1、 a、b两个协程,b io阻塞,完成后,一直没有获取到调度权,会出现什么后果。
2、 a、b两个协程,b io阻塞,2s time out,但是a一直占用执行权,b一直没有获取到调度权,5s后才获得到,b对使用端已经超时,这时候是超时还是不超时

所以设置的timeout,不一定是真实的io waiting,可能是没有获取到执行权。

5:怎么触发读事件的?

因为写io是我们主动操作的,那么读是怎么进行操作的呢?这是一个被动的状态
首先我们了解一个结构体。golang中所有的网络事件和文件读写都用fd进行标识(位于internal包下)。

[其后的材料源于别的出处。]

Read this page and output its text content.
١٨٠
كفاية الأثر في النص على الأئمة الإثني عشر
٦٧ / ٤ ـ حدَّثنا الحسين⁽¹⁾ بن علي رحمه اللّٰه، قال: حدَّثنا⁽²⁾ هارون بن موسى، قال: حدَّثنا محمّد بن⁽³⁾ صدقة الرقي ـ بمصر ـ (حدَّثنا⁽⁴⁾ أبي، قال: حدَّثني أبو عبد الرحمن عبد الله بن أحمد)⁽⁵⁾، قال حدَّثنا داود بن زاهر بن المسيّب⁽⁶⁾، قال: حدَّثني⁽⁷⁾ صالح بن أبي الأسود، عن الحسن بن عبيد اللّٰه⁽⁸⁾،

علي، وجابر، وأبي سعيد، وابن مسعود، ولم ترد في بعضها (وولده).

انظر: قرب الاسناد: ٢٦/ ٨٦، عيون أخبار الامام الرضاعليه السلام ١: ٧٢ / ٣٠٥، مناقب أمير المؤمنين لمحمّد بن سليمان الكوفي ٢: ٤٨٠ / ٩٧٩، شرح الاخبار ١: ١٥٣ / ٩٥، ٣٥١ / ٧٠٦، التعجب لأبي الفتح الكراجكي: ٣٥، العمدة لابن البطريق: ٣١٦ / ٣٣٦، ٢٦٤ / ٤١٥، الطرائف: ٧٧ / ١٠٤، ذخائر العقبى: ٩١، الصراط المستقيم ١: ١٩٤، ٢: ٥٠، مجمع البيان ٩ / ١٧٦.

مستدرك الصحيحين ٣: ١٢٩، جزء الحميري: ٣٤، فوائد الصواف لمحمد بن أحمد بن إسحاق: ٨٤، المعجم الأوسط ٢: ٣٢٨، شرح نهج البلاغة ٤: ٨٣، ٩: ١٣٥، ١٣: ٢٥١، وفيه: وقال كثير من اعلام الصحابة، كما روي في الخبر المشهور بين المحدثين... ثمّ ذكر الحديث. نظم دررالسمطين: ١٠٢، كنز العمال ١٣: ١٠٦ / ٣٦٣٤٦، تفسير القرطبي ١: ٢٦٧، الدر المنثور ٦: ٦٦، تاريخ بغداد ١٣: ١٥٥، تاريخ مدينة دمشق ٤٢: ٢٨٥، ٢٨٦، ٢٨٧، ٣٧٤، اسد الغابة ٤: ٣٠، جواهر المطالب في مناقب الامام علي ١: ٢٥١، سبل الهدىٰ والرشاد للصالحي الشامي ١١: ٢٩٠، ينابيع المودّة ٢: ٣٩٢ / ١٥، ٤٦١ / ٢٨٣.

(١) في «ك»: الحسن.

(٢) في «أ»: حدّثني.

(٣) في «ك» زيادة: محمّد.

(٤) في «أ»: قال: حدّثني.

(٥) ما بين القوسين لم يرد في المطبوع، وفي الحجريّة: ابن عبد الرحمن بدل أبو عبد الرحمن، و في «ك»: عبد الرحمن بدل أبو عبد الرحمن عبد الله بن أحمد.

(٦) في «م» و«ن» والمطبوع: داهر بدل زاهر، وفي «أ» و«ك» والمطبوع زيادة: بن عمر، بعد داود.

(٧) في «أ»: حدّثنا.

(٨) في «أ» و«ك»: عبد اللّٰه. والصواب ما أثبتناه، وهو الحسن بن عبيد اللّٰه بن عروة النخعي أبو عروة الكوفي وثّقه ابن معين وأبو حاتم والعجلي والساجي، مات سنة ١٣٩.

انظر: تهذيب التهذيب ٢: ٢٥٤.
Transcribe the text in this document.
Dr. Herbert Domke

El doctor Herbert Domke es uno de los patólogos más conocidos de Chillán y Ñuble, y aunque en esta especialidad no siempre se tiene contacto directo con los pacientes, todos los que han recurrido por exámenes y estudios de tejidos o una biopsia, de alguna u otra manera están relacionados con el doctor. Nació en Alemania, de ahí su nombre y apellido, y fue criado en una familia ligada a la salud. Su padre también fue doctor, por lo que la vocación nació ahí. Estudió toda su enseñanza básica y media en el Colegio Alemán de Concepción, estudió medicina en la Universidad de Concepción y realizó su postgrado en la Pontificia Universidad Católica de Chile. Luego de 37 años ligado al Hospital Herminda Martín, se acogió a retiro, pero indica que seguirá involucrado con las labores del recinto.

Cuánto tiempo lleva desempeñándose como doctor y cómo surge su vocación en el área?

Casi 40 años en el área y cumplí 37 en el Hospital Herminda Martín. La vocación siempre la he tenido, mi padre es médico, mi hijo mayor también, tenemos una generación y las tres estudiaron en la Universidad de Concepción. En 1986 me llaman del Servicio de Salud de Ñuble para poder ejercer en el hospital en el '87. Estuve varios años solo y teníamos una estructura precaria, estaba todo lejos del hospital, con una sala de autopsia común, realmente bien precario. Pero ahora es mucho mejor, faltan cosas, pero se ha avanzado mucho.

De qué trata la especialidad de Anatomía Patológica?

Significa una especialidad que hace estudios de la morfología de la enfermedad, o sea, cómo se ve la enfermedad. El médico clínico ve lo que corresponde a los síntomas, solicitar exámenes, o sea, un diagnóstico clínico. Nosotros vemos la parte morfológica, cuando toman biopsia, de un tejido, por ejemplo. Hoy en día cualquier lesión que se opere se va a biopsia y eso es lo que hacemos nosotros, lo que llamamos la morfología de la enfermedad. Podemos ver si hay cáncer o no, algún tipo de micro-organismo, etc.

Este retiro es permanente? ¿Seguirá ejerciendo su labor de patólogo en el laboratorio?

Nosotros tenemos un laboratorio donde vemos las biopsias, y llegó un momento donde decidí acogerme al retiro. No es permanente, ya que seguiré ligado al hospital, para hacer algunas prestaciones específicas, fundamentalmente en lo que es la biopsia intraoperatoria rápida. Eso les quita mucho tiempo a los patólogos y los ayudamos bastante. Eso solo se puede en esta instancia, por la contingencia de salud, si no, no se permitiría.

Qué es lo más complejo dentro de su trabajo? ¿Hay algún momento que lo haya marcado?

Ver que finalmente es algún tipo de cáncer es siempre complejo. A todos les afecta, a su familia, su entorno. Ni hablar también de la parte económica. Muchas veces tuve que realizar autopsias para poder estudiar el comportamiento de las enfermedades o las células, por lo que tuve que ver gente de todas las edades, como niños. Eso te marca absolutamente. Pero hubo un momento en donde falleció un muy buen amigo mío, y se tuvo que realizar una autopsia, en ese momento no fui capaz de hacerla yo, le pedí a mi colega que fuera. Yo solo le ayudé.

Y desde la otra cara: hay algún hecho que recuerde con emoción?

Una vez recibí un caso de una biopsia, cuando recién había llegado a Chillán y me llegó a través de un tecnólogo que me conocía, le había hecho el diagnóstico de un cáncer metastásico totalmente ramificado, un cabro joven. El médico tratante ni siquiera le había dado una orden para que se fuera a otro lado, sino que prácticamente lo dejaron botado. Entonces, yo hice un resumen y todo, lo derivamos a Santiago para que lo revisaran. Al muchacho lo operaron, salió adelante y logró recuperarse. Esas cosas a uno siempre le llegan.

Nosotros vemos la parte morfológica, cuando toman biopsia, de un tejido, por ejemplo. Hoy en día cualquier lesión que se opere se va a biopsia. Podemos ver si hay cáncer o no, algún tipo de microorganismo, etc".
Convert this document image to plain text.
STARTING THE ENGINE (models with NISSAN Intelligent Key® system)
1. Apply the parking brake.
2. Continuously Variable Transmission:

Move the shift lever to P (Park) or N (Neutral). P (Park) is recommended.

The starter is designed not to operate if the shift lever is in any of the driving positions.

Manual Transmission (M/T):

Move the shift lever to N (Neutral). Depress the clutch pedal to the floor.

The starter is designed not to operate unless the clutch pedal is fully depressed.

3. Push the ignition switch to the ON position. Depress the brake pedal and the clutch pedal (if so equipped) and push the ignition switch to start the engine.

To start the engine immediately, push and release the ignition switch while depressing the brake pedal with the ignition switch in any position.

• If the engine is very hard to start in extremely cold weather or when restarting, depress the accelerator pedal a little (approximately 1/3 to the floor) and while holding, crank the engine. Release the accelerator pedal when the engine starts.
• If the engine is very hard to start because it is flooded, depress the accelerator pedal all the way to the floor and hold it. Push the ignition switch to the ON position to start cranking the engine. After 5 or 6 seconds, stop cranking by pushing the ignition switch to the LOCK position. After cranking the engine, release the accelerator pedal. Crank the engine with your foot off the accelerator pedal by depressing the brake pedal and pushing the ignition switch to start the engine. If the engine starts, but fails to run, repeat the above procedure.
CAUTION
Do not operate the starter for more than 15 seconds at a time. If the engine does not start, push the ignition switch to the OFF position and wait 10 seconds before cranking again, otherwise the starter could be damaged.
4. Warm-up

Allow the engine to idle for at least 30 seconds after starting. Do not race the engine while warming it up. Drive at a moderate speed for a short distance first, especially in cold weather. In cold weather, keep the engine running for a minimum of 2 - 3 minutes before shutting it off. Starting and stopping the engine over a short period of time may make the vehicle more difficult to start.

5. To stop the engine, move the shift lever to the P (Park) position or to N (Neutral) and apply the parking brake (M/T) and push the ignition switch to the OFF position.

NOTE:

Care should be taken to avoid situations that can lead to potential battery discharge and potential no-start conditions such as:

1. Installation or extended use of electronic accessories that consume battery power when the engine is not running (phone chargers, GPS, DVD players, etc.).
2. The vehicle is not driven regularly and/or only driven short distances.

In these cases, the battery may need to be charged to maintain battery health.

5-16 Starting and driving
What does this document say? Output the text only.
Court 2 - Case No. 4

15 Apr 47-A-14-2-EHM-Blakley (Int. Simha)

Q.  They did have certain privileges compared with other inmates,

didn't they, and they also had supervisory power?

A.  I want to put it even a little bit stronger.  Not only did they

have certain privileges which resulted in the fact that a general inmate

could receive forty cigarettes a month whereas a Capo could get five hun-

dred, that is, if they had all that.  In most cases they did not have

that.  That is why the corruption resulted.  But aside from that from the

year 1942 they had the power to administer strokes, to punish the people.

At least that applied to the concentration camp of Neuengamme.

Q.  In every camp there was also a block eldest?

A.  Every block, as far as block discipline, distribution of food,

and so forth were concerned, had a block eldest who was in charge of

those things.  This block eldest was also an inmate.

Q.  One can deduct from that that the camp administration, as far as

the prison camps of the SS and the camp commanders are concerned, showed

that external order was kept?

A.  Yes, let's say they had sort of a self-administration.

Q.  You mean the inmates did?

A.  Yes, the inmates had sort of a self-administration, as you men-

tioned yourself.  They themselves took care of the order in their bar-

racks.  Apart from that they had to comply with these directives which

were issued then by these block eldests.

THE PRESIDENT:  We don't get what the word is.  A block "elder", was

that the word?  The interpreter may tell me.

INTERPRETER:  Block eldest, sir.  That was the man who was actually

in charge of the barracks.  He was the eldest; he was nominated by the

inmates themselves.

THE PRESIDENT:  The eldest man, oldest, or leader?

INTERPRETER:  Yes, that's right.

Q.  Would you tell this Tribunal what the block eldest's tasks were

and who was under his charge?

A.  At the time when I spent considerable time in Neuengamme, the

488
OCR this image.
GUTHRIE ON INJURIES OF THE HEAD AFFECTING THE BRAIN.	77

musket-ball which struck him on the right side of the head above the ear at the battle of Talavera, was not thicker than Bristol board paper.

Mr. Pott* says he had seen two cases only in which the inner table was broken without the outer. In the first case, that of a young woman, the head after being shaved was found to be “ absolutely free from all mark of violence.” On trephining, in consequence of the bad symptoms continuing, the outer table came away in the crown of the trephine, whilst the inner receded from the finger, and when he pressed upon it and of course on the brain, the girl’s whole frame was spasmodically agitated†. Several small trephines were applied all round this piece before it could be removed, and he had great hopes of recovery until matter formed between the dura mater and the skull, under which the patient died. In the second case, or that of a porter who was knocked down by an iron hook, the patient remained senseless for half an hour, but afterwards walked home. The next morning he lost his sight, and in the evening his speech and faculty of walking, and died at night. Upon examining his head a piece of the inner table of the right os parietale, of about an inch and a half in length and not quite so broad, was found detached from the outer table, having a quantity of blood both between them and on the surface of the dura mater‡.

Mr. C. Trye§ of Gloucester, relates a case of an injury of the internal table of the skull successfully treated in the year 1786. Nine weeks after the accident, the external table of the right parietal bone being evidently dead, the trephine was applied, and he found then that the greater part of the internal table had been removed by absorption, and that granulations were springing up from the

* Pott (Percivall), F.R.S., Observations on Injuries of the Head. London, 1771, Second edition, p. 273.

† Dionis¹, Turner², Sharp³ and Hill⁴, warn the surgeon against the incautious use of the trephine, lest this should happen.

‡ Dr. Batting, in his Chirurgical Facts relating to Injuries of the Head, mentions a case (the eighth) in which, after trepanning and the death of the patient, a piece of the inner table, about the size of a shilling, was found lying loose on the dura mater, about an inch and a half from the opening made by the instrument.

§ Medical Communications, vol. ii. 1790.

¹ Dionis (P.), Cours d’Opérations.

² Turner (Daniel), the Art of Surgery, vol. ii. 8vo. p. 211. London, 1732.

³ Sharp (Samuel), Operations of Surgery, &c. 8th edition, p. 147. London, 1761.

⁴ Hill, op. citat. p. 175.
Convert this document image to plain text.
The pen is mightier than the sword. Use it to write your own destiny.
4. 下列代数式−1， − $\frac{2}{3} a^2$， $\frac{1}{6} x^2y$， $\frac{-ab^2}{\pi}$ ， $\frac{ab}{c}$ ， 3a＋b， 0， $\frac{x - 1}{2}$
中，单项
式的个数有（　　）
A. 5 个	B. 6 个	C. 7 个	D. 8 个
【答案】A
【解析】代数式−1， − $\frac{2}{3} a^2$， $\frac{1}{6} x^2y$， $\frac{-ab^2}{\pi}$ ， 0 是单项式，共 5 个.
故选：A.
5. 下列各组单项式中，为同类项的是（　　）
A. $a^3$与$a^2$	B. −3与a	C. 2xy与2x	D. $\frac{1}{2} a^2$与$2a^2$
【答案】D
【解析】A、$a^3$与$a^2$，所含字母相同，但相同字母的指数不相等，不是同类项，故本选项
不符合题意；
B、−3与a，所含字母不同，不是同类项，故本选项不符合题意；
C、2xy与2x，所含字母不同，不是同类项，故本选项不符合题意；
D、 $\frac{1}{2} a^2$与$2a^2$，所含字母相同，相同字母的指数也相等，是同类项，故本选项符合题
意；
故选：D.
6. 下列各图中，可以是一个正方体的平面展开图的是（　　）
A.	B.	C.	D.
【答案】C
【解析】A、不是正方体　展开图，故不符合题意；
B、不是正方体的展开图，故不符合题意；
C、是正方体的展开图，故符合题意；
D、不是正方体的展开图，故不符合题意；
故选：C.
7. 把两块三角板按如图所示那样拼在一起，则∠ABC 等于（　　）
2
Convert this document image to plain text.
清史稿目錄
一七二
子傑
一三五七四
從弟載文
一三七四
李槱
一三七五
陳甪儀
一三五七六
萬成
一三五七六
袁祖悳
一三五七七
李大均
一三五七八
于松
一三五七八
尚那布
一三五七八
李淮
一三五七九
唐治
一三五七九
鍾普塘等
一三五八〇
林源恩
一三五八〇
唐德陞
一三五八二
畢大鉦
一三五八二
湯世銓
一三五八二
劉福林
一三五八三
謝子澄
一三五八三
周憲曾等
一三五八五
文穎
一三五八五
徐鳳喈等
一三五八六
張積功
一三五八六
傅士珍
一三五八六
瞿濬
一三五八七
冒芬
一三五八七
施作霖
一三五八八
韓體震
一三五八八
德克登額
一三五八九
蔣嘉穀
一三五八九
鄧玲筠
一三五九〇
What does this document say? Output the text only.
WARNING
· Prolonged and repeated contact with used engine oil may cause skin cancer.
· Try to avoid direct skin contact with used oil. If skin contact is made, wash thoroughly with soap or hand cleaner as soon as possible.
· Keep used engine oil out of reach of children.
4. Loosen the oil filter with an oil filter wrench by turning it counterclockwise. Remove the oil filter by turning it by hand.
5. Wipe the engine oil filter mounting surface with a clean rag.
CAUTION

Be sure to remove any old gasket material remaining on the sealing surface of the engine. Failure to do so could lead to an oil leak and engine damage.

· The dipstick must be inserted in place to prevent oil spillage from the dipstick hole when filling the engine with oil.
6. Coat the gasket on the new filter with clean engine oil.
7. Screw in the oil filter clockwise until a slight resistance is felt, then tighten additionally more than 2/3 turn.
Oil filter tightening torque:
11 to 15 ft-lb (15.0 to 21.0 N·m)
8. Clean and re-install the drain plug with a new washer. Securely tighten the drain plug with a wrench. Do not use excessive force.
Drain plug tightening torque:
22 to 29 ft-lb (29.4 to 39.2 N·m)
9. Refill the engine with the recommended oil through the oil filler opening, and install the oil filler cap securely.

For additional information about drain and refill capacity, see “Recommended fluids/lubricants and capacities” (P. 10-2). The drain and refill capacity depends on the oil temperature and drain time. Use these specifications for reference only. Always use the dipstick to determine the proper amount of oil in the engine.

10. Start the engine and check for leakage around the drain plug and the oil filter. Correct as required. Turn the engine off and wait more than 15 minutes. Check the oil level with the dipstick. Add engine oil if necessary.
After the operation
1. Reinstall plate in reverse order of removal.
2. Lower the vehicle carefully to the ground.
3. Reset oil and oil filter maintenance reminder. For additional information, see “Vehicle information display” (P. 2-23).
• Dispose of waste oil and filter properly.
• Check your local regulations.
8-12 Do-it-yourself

// FD is a file descriptor. The net and os packages use this type as a
// field of a larger type representing a network connection or OS file.
type FD struct {
    // Lock sysfd and serialize access to Read and Write methods.
    fdmu fdMutex

    // System file descriptor. Immutable until Close.
    Sysfd int

    // I/O poller.
    pd pollDesc

    // Writev cache.
    iovecs *[]syscall.Iovec

    // Semaphore signaled when file is closed.
    csema uint32

    // Non-zero if this file has been set to blocking mode.
    isBlocking uint32

    // Whether this is a streaming descriptor, as opposed to a
    // packet-based descriptor like a UDP socket. Immutable.
    IsStream bool

    // Whether a zero byte read indicates EOF. This is false for a
    // message based socket connection.
    ZeroReadIsEOF bool

    // Whether this is a file rather than a network socket.
    isFile bool
}

我们看到,fd中关联的pollDesc,通过pollDesc调用了runtime包内部的实现的各种平台的io事件。

当我们进行read操作时(下面是代码截取)

for {
    n, err := ignoringEINTRIO(syscall.Read, fd.Sysfd, p)
    if err != nil {
        n = 0
        if err == syscall.EAGAIN && fd.pd.pollable() {
            if err = fd.pd.waitRead(fd.isFile); err == nil {
                continue
            }
        }
    }
    err = fd.eofError(n, err)
    return n, err
    }

会阻塞调用waiteRead方法,方法内部主要就是调用的runtime_pollWait。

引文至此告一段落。